Enjoy: A handful is one of the best ways to eat blueberries, but they’re also great used in a blueberry-mango parfait with low-fat Greek yogurt and granola. Top your favorite cereal with them or make whole wheat pancakes or waffles with them.
Whether you enjoy big sweet Bing or Rainier cherries or the tart ones I grew up with in Northwest Michigan, the bite-sized orbs provide anti-inflammatory and antioxidant benefits. The pinkish-red to purple-black hues of cherry skins comes from anthocyanins. These colorful compounds that give cherries their color have been shown to play a role in reducing symptoms associated with arthritis, inhibiting advanced glycation end products (markers associated with signs of aging). They may also help reduce risk for cardiovascular disease, certain cancer and type 2 diabetes. A cup of sweet cherries (with pits) has about 85 calories and 3 grams of fiber and they’re packed with pressure-lowering potassium. Tart cherries have just 50 calories a cup and are packed with potassium and vitamin A.

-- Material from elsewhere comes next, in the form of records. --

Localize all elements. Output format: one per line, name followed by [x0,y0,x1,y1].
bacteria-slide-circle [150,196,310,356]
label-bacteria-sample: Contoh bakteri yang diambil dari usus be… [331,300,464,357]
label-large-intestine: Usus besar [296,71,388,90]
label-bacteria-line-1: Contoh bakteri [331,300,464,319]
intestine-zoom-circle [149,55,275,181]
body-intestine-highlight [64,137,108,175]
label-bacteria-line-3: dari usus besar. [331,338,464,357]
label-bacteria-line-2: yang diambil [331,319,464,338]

Enjoy: Sweet cherries are best eaten hand-to-mouth. But, you can also use them as a tasty mix-in with yogurt or on top of oatmeal. They’re also great in whole grain energy bars. You can make cherry glazes or compotes to serve with chicken or fish. Tart cherries are great in baked goods but the dried tart cherries provide a great flavor to salads and grain-based side dishes.
Thanks to the Mediterranean-like growing conditions of California, the Gold State has the perfect climate and soil to grow fantastic figs. The main variety grown in Cali is Black Mission figs, named for their distinctive dark purple-black skin. Figs are rich in antioxidants and also provide potassium, calcium, beta-carotene, vitamin C and iron. One fig has 30-35 calories and 1-2 grams of fiber.

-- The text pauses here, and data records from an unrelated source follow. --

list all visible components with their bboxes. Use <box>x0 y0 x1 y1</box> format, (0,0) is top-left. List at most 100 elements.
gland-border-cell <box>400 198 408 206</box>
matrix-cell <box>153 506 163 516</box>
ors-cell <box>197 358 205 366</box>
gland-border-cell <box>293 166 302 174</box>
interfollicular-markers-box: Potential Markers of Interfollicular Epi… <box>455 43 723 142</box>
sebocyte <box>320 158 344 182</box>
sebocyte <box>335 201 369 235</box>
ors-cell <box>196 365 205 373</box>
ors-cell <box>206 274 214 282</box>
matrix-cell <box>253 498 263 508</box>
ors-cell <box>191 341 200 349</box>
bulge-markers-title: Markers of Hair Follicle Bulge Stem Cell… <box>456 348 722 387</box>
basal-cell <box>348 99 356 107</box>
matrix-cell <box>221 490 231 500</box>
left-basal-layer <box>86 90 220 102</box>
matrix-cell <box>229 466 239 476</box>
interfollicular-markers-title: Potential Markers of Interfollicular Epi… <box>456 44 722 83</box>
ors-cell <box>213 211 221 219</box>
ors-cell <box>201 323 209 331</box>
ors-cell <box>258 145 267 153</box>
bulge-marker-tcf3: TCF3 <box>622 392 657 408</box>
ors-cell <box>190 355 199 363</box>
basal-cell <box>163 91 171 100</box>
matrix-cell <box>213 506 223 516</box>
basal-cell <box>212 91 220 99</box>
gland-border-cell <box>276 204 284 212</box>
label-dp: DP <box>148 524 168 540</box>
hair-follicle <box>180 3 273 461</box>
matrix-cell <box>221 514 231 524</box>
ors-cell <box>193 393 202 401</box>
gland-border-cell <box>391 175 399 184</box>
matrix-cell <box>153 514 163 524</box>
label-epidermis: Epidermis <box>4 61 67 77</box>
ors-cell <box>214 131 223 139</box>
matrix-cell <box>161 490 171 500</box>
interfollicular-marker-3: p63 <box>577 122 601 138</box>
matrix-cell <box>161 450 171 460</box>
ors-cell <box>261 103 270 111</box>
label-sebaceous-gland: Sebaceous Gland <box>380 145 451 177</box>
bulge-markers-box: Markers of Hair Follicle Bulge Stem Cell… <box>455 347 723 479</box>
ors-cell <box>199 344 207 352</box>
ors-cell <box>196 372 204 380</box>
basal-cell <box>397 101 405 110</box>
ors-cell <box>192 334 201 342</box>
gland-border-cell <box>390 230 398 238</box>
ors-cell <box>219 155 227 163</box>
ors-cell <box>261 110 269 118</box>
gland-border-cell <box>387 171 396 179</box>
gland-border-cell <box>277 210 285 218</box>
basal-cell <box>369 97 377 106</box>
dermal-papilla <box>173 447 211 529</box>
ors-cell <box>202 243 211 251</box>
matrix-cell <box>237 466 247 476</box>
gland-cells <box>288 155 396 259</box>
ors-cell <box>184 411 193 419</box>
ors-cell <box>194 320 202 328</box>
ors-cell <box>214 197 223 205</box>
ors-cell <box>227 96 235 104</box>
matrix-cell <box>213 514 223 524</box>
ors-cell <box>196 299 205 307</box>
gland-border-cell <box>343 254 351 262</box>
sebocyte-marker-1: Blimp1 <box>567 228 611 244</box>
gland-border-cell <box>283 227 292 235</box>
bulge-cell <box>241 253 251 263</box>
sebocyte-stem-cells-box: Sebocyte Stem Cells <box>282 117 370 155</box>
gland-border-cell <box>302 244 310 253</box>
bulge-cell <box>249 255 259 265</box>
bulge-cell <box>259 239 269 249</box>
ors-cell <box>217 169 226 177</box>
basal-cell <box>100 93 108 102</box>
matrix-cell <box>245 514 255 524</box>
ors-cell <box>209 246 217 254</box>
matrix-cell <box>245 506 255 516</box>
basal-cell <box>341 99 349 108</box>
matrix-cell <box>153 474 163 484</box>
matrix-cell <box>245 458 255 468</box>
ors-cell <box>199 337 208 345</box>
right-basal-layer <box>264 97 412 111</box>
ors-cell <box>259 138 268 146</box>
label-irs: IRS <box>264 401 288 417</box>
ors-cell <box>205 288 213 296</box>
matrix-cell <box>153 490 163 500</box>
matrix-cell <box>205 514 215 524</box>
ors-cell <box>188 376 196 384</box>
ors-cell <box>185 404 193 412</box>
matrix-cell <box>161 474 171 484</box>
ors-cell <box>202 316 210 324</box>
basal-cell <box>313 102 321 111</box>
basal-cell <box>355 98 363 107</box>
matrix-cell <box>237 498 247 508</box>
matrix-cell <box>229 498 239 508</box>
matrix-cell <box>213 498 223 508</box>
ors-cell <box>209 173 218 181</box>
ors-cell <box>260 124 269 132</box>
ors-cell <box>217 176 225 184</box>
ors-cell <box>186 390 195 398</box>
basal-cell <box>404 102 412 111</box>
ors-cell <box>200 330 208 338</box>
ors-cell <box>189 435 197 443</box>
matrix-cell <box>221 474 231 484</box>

Enjoy: Figs are perfect eaten out of hand, but they can also be used in many types of fruit- or lettuce-based salads. You can chop them up and add them to hot or cold cereal or combine with yogurt. You can also make a fig salsa to pair with meat and poultry. Figs are also great poached and topped with yogurt or chocolate-dipped.
Raspberries have great nutritional value because they have 65 calories per cup, are rich in vitamin C and pack in a whopping 8 grams of fiber, which helps you feel fuller longer. Raspberries contain the flavonoids quercetin and gallic acid, which have been shown to play a role in heart health and the prevention of cardiovascular diseases and age-related declines. Raspberry ketones are the compounds that provide the fresh aroma of raspberries and are thought to play a role in metabolism.
Enjoy: Raspberries can be enjoyed eaten as a snack, but you can also enjoy them in salads, made into sauces to partner with chicken or in grain-based side dishes.
Strawberries are packed with antioxidants, fiber, potassium and beneficial phytonutrients. A cup of strawberries has just 45 calories and provides more vitamin C than an orange!
Research shows that strawberries are heart-healthy, may help control blood sugar levels, reduce inflammation and may help delay declines in cognitive function and memory as we age. Anthocyanins give the berries their red color and provide a potent antioxidant punch.
Enjoy: Eat ‘em as they are or use on top of your favorite breakfast—hot or cold cereal; with yogurt; or on top of waffles or pancakes. Make a super salad with spinach, strawberries, toasted sliced almonds and Gorgonzola or goat cheese with a light vinaigrette. My favorite festive dessert is Strawberry Cheesecake Bites that have just 40 calories each compared to more than 350 calories per slice of traditional strawberry cheesecake.